We can all get stuck in a rut.
Frustrated that we keep repeating the same errors.
Saint Paul’s words can chime with all of us; “I do not understand what I do; for I don’t do what I would like to do, but instead I do what I hate.” Romans 7:15-25
How do we go about making changes in our life?
In a podcast interview the author James Clear advises that the place to start, like Saint Paul, is with self-awareness. We need to be aware of what our struggles are and what we want to achieve. Having goals in life help us to shape what we want to achieve and what sort of person we want to be. For James Clear we can best achieve these by focusing on our daily habits and our every-day choices. What are the habits that we want to keep up? Which habits do we want to do less and which do we want to increase? Whether that’s buying different things to eat, putting a book by our bedside, creating a reminder to call a loved one, scheduling in regular exercise or putting a little bit away every month. Whatever we want to achieve in life, big or small, I have found it helpful to focus on the next one little thing that I can do.

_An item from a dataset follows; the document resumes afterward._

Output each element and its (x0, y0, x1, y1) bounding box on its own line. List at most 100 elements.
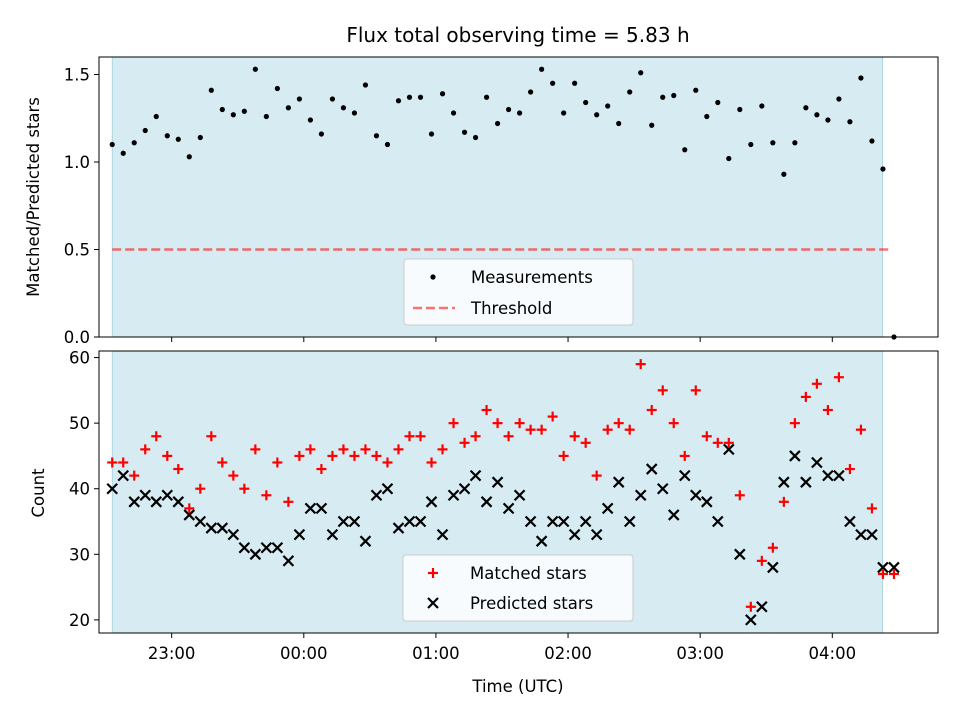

In Matthew Chapter 7 Jesus tells a parable about two builders, a successful one who spends time and effort digging secure foundations and a disappointed builder who easily creates a home on unstable ground with disastrous outcomes. Jesus’ point is that it takes time and effort for our intentions and our actions to produce the outcomes that we want. There are no short cuts in creating habits that shape us into the people that God wants us to be.
If we keep digging, God encourages us that we can build secure foundations.
If we adjust our habits, bit by bit, we can gradually work towards our long-term goals in life.
Becoming people who do the things that we want to do.